F-Boy Island: Is It The Most Feminist Show On Television?

Let’s be real, FBoy Island was way better than most of us ever thought it would be. This HBO dating series places all the power in the hands of women. Set in the Cayman Islands, three women, Sarah Emig, CJ Franco, and Nakia Renee, struggle to find love amongst 24 men. Twelve of these guys are self-proclaimed bad boys, while the other 12  consider themselves to be “good guys.” On their journey to finding love while stranded on this beautiful island, the ladies had to use their intuition to figure out the good guys from the trash ones and which of the contestants were only it for the $100,000 cash prize! While the dating series had its fair share of drama, deceit, and steamy love scenes, what stood out most to viewers is that the show’s culture. Viewers are calling FBoy Island one of the most feminist dating shows in the genre, which is quite refreshing. Here few ways FBoy Island was rooted in “girl power”:

There Was A Sisterhood Amongst The Three Contestants

With their friends and families thousands of miles away, the ladies forged an alliance to help them weed through the group of FBoys. They confided in each other throughout the show and were even a shoulder to cry on when things got tough. All’s fair in love and war, right? Surprisingly, this wasn’t Sara’s, CJ’s, or Nakia’s approach to dating on the show. Although there were more than enough guys to go around for the girls, there weren’t any complicated love triangles that affected the bonded the ladies forged. According to Sara, one of the stars of the dating series, there was this unspoken rule that if one of them was interested in a guy, he was off-limits to the other. As independent and strong women, they were determined not to let the men affect their relationship with each other. The idea of fighting with each other over a guy was something they just weren’t willing to entertain.
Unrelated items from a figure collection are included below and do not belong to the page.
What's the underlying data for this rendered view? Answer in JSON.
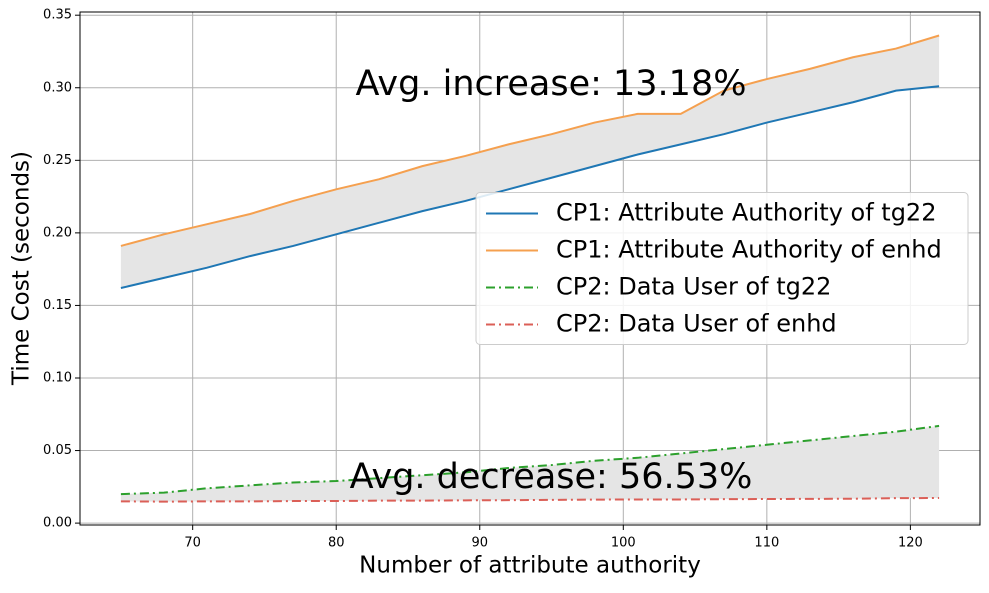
{
  "chart_data": {
    "type": "line",
    "xlabel": "Number of attribute authority",
    "ylabel": "Time Cost (seconds)",
    "x": [
      65,
      68,
      71,
      74,
      77,
      80,
      83,
      86,
      89,
      92,
      95,
      98,
      101,
      104,
      107,
      110,
      113,
      116,
      119,
      122
    ],
    "series": [
      {
        "name": "CP1: Attribute Authority of tg22",
        "color": "#1f77b4",
        "linestyle": "solid",
        "values": [
          0.162,
          0.169,
          0.176,
          0.184,
          0.191,
          0.199,
          0.207,
          0.215,
          0.222,
          0.23,
          0.238,
          0.246,
          0.254,
          0.261,
          0.268,
          0.276,
          0.283,
          0.29,
          0.298,
          0.301
        ]
      },
      {
        "name": "CP1: Attribute Authority of enhd",
        "color": "#f5a04f",
        "linestyle": "solid",
        "values": [
          0.191,
          0.199,
          0.206,
          0.213,
          0.222,
          0.23,
          0.237,
          0.246,
          0.253,
          0.261,
          0.268,
          0.276,
          0.282,
          0.282,
          0.298,
          0.306,
          0.313,
          0.321,
          0.327,
          0.336
        ]
      },
      {
        "name": "CP2: Data User of tg22",
        "color": "#2ca02c",
        "linestyle": "dashdot",
        "values": [
          0.02,
          0.021,
          0.024,
          0.026,
          0.028,
          0.029,
          0.031,
          0.033,
          0.035,
          0.038,
          0.04,
          0.043,
          0.045,
          0.048,
          0.051,
          0.054,
          0.057,
          0.06,
          0.063,
          0.067
        ]
      },
      {
        "name": "CP2: Data User of enhd",
        "color": "#db5f57",
        "linestyle": "dashdot",
        "values": [
          0.015,
          0.0148,
          0.015,
          0.015,
          0.0152,
          0.0152,
          0.0155,
          0.0155,
          0.0157,
          0.0158,
          0.016,
          0.0162,
          0.0163,
          0.0163,
          0.0165,
          0.0166,
          0.0167,
          0.0168,
          0.0172,
          0.0173
        ]
      }
    ],
    "fill_between": [
      [
        0,
        1
      ],
      [
        2,
        3
      ]
    ],
    "fill_color": "#e5e5e5",
    "annotations": [
      "Avg. increase: 13.18%",
      "Avg. decrease: 56.53%"
    ],
    "xlim": [
      62.15,
      124.85
    ],
    "xticks": [
      70,
      80,
      90,
      100,
      110,
      120
    ],
    "ylim": [
      -0.0013,
      0.3522
    ],
    "yticks": [
      {
        "value": 0,
        "label": "0.00"
      },
      0.05,
      {
        "value": 0.1,
        "label": "0.10"
      },
      0.15,
      {
        "value": 0.2,
        "label": "0.20"
      },
      0.25,
      {
        "value": 0.3,
        "label": "0.30"
      },
      0.35
    ],
    "grid": true,
    "legend": "center right"
  }
}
The Host Was A Strong Role Model

The HBO Max dating series was executive produced and hosted by comedian Nikki Glaser, who played a major role in helping the ladies figure out which of the guys was actually there to make a romantic connection. Although, as the host, Nikii had to stay neutral, she showed her support of the ladies in unexpected ways. When she couldn’t talk to the ladies, she would slip them encouraging notes. In an interview with Esquire magazine, Glasser says, “I truly cared about the girls and was really invested in them making the right decisions.” Nikki also mentioned in the interview that she was ten years older than all of the ladies and probably had a bit more experience dealing with boys. Although her advice wasn’t always the best, she had their backs and did her best to help them navigate the dating scene on the island.

The Women Have The Power

From the very first episode, it’s clear that on FBoy Island, it’s a “woman’s world and the men are just living it.” Nikki opens the show letting the guys know that the women will determine their fate. Putting the power of choice in the hands of the leading ladies frees the women from societal constraints of the male ego. For once, the men are forced to compete and prove their undying love. Guys found out to be FBoys are cast-off to “Limbro,” a bamboo structure with burlaps sacks, and hay for a bed. When in Limbro, the guys have to fend for themselves in slightly undesirable conditions. There’s nothing that says “women empowerment” more than getting revenge on an FBoy for wasting your time.

The Ladies Rely On Their Experience To Help Them Pick The Right Guy

During the show, the leading ladies had to rely on their intuition and years of experience in the dating field to sort through the fake confessions of love, cringe-worthy encounters, and good guys who actually turned out to be FBoys. The constant emotional ups and downs were enough to make any woman call it quits. For the most part, the ladies had great FBoy radar, and they were eventually able to cut off the guys that weren’t good for them. It was quite refreshing to watch a female-centered dating series where the ladies didn’t fall in love overnight, and they didn’t get foolishly blinded by the guys’ charm. Instead, they remained strong, confident, and were capable of making firm decisions. We enjoyed most about this show because it wasn’t just centered around the ladies dating experiences but also put the spotlight on female camaraderie. It didn’t feel like a competition between women. In actuality, the women tried their best to help each other find their perfect match.